Ascolta, o SIGNORE, e abbi pietà di me; o SIGNORE, sii tu il mio aiuto! (Salmi 30:10)

Il re Davide, scrittore di questo salmo, parla di una scelta: confidare nella misericordia di Dio e fare del Signore il proprio aiuto. Davide confessa che c’è stato un momento in cui ha pensato che fosse la sua forza a farlo stare bene e a dargli successo. Il Signore aveva, per un attimo, girato la faccia e lui aveva avvertito uno smarrimento angoscioso, comprendendo che la forza dell’uomo è vana.
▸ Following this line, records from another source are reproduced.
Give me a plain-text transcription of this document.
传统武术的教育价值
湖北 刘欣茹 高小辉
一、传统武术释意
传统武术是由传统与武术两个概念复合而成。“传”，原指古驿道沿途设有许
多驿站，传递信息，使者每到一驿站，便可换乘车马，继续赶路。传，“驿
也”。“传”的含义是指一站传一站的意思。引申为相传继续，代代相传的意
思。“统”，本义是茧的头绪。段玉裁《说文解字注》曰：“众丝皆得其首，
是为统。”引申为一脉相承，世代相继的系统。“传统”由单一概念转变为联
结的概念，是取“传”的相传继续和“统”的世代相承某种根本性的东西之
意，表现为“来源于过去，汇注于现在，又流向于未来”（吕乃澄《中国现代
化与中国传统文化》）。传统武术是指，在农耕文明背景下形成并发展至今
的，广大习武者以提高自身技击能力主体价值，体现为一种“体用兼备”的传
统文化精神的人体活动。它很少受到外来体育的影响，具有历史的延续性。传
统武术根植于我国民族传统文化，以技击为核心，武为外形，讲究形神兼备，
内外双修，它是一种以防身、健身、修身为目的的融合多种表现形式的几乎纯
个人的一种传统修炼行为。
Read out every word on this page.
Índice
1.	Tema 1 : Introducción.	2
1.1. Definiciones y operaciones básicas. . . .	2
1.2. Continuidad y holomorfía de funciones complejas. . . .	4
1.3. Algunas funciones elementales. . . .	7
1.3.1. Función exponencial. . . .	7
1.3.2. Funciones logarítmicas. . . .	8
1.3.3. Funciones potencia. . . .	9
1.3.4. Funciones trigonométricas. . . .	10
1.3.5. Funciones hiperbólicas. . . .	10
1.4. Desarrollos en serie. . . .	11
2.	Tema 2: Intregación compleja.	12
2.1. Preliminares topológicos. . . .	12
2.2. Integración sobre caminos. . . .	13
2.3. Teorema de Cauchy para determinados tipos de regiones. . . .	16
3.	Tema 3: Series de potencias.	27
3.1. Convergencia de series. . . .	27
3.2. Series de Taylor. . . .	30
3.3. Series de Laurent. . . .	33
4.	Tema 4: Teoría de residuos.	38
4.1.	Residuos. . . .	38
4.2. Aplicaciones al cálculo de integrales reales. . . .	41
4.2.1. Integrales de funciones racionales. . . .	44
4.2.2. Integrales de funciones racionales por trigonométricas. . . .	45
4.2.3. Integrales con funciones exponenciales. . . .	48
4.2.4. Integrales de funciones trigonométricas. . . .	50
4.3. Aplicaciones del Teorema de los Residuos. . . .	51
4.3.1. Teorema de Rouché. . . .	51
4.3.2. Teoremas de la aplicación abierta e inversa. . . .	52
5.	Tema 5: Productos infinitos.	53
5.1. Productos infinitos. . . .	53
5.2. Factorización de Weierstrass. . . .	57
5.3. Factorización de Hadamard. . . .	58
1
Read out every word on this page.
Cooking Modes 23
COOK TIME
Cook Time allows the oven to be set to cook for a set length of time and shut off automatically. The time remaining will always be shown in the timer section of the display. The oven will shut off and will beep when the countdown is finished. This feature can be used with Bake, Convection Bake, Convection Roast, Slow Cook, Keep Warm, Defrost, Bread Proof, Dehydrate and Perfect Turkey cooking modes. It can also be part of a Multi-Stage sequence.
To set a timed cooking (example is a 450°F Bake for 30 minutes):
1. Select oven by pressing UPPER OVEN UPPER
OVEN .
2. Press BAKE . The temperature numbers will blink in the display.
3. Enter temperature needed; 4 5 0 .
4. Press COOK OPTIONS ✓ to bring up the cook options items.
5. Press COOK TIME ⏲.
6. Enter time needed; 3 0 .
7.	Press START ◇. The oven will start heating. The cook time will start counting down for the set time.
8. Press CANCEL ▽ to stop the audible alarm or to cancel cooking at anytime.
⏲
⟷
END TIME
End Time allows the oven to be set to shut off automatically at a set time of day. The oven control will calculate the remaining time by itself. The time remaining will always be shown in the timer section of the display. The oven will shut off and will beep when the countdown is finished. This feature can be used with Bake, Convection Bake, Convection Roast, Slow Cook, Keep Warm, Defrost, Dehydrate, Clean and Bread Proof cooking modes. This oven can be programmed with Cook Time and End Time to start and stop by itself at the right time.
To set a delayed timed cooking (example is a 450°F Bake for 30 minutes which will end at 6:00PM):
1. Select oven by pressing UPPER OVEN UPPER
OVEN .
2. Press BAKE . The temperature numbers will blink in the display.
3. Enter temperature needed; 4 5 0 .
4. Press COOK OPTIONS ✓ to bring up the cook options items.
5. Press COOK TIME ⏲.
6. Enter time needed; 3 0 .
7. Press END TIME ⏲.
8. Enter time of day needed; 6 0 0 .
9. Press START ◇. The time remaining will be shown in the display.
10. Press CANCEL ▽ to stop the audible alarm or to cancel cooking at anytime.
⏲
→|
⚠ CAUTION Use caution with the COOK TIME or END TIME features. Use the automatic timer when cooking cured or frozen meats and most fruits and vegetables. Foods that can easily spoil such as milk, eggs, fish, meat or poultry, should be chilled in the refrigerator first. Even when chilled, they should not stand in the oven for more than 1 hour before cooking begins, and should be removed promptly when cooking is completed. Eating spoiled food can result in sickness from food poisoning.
A questo punto, poiché Davide conosce il Signore, fa una valutazione: la scelta migliore è appoggiarsi all’Eterno. Davide ha visto che da solo può fare delle cose e arrivare fino ad un certo punto, ma poi si fermerà, perché la vita è vanità senza Dio. Così egli chiede perdono e scegli di avere appoggio sul Signore. Sarà Lui la sua forza e il suo braccio, realizzando così vita, speranza, sicurezza, costanza, crescita spirituale e ricchezza eterna.

Facciamo anche noi la scelta del salmista. Noi che abbiamo il privilegio di vivere nel periodo della grazia e della misericordia dopo il sacrificio di Cristo. Chiedi a Dio perdono e fa di Lui il tuo aiuto e la tua forza. Non te ne pentirai mai.